Product Council
As significant new features emerge from research and development projects in Sakai they can be incorporated into an official Sakai release. In May 2009 the Sakai Foundation established the first Sakai Product Council to help structure the process of these new capabilities emerging in Sakai.
Sakai Product Council Charge
The Sakai Product Council will act on behalf of the broad Sakai community to ensure the exceptional quality and cohesiveness of Sakai product releases in their support of varied teaching, research and collaboration needs. It does this formally by determining those projects which will go into a release, and informally by advising projects as they progress from R&D to production-ready maturity. The Product Council will undertake its work:
- by employing the expertise of its members
- through direct consultation with experts in the community
- with reference to best practices for technology, pedagogy and standards
- by establishing and communicating clear and objective criteria
- with a transparent process that allows review and comment from the community
Product Council Members
Nate Angell -- Nate works with clients in education and open source communities for rSmart, a Sakai Commercial Affiliate. Nate previously led web communications at Portland State University and at the Oregon Museum of Science & Industry. Nate holds an MA in film, television, and digital media studies from Brown University.

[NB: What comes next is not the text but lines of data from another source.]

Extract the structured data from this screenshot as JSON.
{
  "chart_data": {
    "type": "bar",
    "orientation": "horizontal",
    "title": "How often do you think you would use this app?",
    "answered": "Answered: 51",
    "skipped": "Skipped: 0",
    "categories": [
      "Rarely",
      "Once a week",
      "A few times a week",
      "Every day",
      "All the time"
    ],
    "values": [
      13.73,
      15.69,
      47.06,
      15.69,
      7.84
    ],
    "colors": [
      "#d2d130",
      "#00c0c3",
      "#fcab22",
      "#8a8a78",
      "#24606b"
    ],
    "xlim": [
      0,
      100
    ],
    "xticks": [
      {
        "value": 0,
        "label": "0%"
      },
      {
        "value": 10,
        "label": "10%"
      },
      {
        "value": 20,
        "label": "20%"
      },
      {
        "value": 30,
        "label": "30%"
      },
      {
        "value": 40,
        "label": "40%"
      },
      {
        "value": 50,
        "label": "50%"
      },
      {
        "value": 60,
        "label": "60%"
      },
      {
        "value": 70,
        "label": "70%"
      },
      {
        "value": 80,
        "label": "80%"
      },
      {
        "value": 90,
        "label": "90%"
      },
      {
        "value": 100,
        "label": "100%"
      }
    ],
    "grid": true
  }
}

Noah Botimer -- Noah is the ePortfolio Technical Lead for the University of Michigan. He is an open source and open education advocate. Before joining Michigan, Noah helped establish a campus-wide Sakai course and ePortfolio environment at Saginaw Valley State University.
Eli Cochran -- Eli joined UC Berkeley and the Sakai community two years ago as a user experience designer and Javascript programmer on the Fluid project. After more than twenty years experience in interface design and development, Eli feels that successful systems must be more than understandable and usable, they must also be beautiful and fun.
Michael Feldstein -- Michael is Principal Product Manager, Academic Enterprise Solutions at Oracle and the author of the e-Literate weblog. He is a frequent invited speaker on instructional technology and has been interviewed about e-learning by media outlets including The Chronicle of Higher Education, the Associated Press, and U.S. News and World Report.
Clay Fenlason -- Clay is the Sakai Foundation Product Manager. He spearheaded Boston University's entry into the Sakai partnership in early 2004. Since then he has been a vocal and active member of the community at a number of levels, and was named one of the inaugural Sakai fellows in May of 2006. In late 2006 Clay joined Georgia Tech as Director of Educational Technology. Throughout, his keenest interest has been in the nature and health of the organization and the community source model for higher education.
David Goodrum -- David is Director of Academic and Faculty Services for University Information Technology Services at Indiana University. In addition he chairs the functional requirements committee as well as the support and implementation team for IU's implementation of Sakai.
John Lewis -- John is the Chief Software Architect for Unicon and a 17-year veteran of the software engineering industry. His passions include open source and agile methods. John is active in several higher education open source communities, including uPortal and Sakai, and serves on the Board of Directors of Jasig.
Stephen Marquard -- Stephen is Learning Technologies Co-ordinator in the Centre for Educational Technology at the University of Cape Town, where he leads the team responsible for the University's popular and widely-used Sakai deployment known as Vula. Stephen is a Sakai Fellow and serves on the Sakai Board of Directors.
John Norman -- John is the Director of the Centre for Applied Research in Educational Technologies and 'Head of e-Learning' at the University of Cambridge. CARET provides infrastructure and support to the campus for the use of technology in teaching, learning and research, including the deployment of Sakai campus-wide. Prior to this he had experience as an engineer and medical devices entrepreneur on 3 continents. John chairs the advisory board for OSS-Watch and is an advocate for open standards and open source software in higher education.
Max Whitney -- Max is the technical team lead for enterprise academic services in ITS at New York University and an active member in the DIY technology communities in New York. She has managed the Blackboard implementation at NYU since 2001, most recently acting as the technical lead for an enterprise upgrade impacting 110,000 users. She also led the Sakai pilot at NYU in 2007. She received her M.S. in Computer Science at NYU's Courant Institute.